La situazione oggi, la crisi di liquidità
Scenario, questo, ancora molto lontano. Mentre l'oggi vede un'azienda, Acciaierie d'Italia, con diversi impianti fermi, tra cui l'altoforno 2, una bassa produzione, un elevato ricorso alla cassa integrazione straordinaria (2.500 addetti a Taranto su 8.200 di organico e altri 250 a Genova), una rete di imprese legate al polo siderurgico, l'indotto, in sofferenza a causa dei mancati o ritardati pagamenti del committente. Fonti vicine all'azienda dichiarano che nel 2021, per la prima volta dopo la vicenda Riva, si è tornati all'utile con oltre 300 milioni. Tuttavia c'é un grosso problema da affrontare che si chiama, per l'ex Ilva, scarsezza di circolante. Una condizione che incide molto sulla liquidità dell'azienda e le impedisce di comprare le materie prime, produrre adeguatamente e pagare i fornitori, anche se l'ad Lucia Morselli ha dichiarato che nel 2022 c'è un più 20 per cento di produzione rispetto al 2021 e che “stiamo producendo tutto il possibile con questa situazione finanziaria e stiamo lavorando per avere la finanza sufficiente al ramp-up previsto”.

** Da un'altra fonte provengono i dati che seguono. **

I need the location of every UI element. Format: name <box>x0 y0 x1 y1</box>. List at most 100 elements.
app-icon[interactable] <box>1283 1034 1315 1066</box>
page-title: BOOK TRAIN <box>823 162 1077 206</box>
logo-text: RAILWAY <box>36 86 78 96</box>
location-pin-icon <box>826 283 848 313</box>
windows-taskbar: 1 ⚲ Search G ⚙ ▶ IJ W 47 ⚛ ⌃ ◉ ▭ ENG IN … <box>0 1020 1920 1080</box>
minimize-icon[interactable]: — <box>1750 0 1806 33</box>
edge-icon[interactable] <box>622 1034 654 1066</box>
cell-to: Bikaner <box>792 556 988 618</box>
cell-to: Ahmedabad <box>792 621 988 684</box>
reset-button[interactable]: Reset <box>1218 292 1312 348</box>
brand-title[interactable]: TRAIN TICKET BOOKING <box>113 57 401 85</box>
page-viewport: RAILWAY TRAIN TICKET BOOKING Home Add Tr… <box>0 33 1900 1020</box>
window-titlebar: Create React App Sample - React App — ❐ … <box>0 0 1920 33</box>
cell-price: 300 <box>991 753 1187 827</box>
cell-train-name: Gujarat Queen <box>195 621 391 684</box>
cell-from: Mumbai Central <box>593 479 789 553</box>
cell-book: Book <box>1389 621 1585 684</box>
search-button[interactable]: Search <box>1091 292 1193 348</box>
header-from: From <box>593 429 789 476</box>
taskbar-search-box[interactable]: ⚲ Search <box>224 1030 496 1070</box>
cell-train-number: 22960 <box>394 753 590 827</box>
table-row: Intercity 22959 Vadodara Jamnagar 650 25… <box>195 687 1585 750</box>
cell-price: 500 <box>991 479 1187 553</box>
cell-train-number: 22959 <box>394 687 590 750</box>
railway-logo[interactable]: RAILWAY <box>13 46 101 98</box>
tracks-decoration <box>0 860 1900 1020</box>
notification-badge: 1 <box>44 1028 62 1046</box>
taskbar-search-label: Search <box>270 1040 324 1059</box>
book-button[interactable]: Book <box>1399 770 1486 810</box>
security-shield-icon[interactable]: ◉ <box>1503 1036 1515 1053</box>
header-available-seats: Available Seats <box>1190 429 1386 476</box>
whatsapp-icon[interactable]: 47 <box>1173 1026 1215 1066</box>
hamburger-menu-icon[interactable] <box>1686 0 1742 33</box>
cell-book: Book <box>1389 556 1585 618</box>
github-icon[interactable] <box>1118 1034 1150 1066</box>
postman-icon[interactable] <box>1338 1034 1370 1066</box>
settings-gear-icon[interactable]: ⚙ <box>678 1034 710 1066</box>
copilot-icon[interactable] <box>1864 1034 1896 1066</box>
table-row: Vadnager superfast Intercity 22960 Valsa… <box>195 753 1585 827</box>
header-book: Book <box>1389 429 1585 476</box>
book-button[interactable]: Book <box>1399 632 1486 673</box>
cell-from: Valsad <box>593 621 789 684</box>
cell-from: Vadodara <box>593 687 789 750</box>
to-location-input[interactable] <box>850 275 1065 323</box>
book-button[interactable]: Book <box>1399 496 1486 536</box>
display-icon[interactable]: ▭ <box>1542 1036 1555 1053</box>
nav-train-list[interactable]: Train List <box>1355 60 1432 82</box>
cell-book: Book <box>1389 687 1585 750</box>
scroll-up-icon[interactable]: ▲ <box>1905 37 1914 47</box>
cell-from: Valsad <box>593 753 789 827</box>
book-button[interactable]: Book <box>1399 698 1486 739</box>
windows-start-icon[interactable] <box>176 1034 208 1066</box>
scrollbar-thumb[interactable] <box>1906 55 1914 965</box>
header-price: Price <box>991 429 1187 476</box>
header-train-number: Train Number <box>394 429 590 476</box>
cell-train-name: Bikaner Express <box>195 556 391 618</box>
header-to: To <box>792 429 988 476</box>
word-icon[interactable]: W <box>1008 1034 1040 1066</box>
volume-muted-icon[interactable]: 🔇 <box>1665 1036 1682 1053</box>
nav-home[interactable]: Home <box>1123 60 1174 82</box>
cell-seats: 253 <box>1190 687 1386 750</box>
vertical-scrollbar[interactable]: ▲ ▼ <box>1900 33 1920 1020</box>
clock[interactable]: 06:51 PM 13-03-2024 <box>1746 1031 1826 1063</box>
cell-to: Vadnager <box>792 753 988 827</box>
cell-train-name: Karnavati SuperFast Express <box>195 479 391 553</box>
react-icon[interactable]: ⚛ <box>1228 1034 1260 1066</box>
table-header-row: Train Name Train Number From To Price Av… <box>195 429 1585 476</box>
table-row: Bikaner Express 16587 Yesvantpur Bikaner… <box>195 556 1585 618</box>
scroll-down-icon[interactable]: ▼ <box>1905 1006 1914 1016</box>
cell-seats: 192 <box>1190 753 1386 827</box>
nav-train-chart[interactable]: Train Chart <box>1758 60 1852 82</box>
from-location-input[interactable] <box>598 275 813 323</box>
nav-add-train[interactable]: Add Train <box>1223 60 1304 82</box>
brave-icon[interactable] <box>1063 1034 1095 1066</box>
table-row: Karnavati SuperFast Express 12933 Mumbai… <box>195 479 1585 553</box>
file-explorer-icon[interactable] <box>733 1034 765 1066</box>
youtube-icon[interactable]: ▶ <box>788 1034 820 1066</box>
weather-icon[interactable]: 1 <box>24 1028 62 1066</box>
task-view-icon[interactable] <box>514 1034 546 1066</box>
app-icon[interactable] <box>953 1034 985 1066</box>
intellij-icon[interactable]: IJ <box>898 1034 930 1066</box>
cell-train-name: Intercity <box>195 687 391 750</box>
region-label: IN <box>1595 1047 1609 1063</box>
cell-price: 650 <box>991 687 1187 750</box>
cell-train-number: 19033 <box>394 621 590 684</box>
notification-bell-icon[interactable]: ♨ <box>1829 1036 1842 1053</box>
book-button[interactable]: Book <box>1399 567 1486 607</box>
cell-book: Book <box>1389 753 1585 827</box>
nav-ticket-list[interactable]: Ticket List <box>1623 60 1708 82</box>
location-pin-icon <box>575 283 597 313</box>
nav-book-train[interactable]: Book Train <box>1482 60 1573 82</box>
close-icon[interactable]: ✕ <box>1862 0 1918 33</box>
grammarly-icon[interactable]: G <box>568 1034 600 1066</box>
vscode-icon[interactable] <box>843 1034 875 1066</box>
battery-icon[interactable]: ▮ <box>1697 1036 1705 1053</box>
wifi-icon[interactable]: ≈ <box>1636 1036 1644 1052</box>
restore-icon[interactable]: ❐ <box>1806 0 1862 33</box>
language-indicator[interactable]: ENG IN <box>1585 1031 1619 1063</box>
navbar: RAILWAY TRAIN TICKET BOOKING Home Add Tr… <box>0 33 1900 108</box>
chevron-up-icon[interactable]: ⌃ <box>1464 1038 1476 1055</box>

Rinviato al 3 agosto il vertice al Mise
Il 26 luglio era in programma un vertice al Mise per affrontare tra l'altro i nodi finanziari ma é stato rinviato al 3 agosto alle 15. Ci sarà il ministro Giancarlo Giorgetti. La notizia attesa è che la garanzia pubblica Sace su un intervento da 500 milioni per Acciaierie d'Italia si è finalmente perfezionata. In tal senso non dovrebbero esserci più problemi visto che il 21 luglio sulla “Gazzetta Ufficiale” è stato pubblicato il Dpcm del 12 luglio relativo a “Disposizioni per l'attuazione del sostegno alle imprese energivore di interesse strategico attraverso le garanzie di Sace spa”. Per sostegno pubblico di Sace, si intendono garanzie alle banche che attiveranno linee di credito nei confronti delle imprese energivore ma anche strategiche per il Paese. E tutto il gruppo ex Ilva ha da tempo questo riconoscimento per via legislativa.